Dans ce monde trop brutal et trop mondain, Ophélie doit y trouver sa place. Et ce n'est pas chose facile, elle si discrète, si effacée, quelque peu empotée, myope, simple d'apparence physique et vestimentaire, qui tombe malade au moindre courant d'air (autant dire que depuis son arrivée, elle est constamment enrhumée). Elle doit apprendre à s'affirmer davantage si elle ne veut pas se faire manger toute crue. Mais loin d'être stupide, on découvre en elle une force que personne ne soupçonne et qui lui sauvera souvent la mise. D'autant que son futur époux n'est pas la personne la plus attirante qui soit : (très) grand et sec, taciturne, sauvage, malpoli, il n'aime personne et personne ne l'aime. Thorn est aussi chaleureux qu'un iceberg, Ophélie va devoir prendre sur elle pour le supporter...
Je n'ai pas vu le temps passer, tellement j'ai été rapidement embarquée dans ce monde rigourement développé, tellement j'ai apprécié le personnage d'Ophélie dès les premières pages. On est face à tout un tas d'intrigues engageantes, où conspirations et coups bas, suspense, rebondissements et retournements de situation ne manquent pas à l'appel. L'ambiance dépeinte grâce à la dimension fantastique et "illusoire" nous emprisonne dans une sorte de bulle dont on n'a pas vraiment envie de se libérer. On s'attache ou aime à détester les personnages, au caractère bien affirmé et énigmatique.
J'émets un tout petit bémol quant à ce qu'on appelle la "Déchirure" : j'aurais aimé savoir quel est cet événement ou cette catastrophe responsable de la fin du monde tel qu'on le connaît aujourd'hui. Mais de ne pas savoir ne change strictement rien à la compréhension et au déroulement de l'histoire.

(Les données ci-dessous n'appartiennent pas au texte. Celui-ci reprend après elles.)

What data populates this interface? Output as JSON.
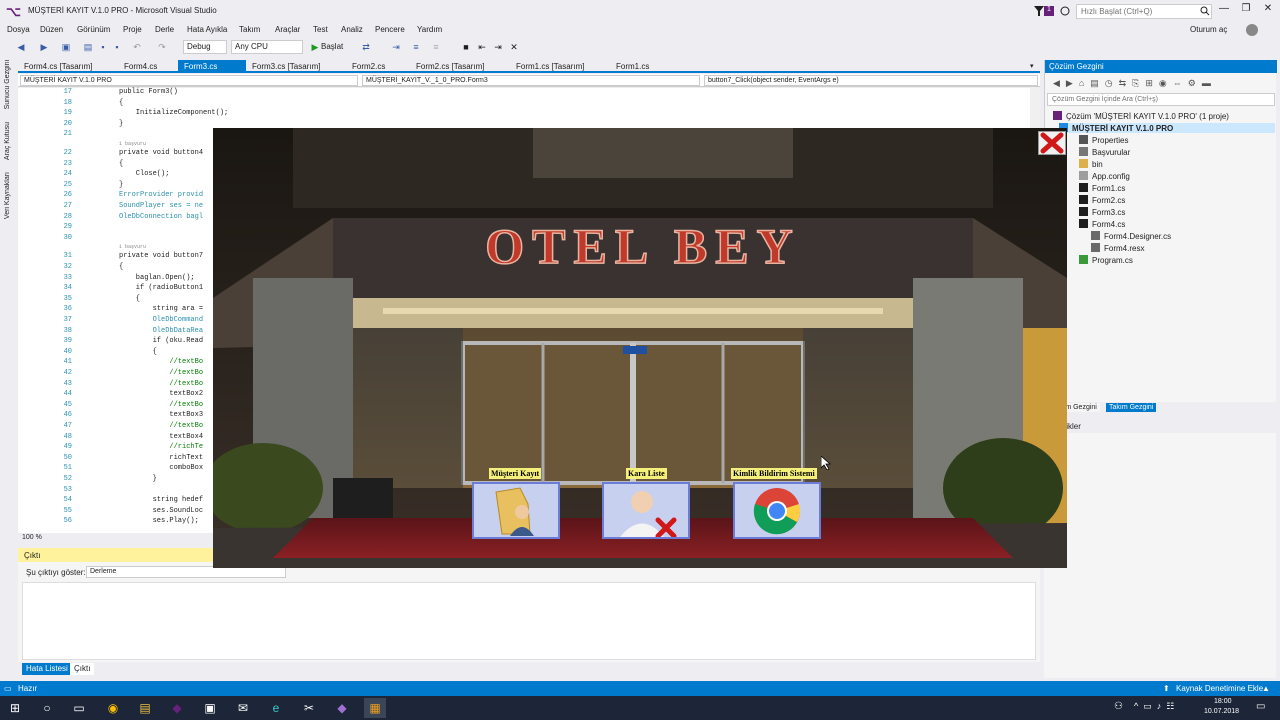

En revanche, j'ai beaucoup aimé que chaque famille et/ou clan ait un pouvoir qui lui est propre, renforçant la personnalité de chaque protagoniste. J'ai aussi beaucoup apprécié que la romance entre Ophélie et Thorn, que je voyais prévisible, n'ait en fait pas eu lieu, bien que je ne doute pas que leur relation évoluera dans les tomes suivants (mais quand les sentiments prennent le temps de s'installer, quand les personnages n'en prennent conscience que petit à petit, je trouve ça nettement plus crédible et palpitant).
J'ai passé un excellent moment de lecture, et au vu des dernières pages qui m'ont clairement laissée sur ma faim, je ne tarderai pas à ouvrir le tome suivant que j'espère aussi passionnant.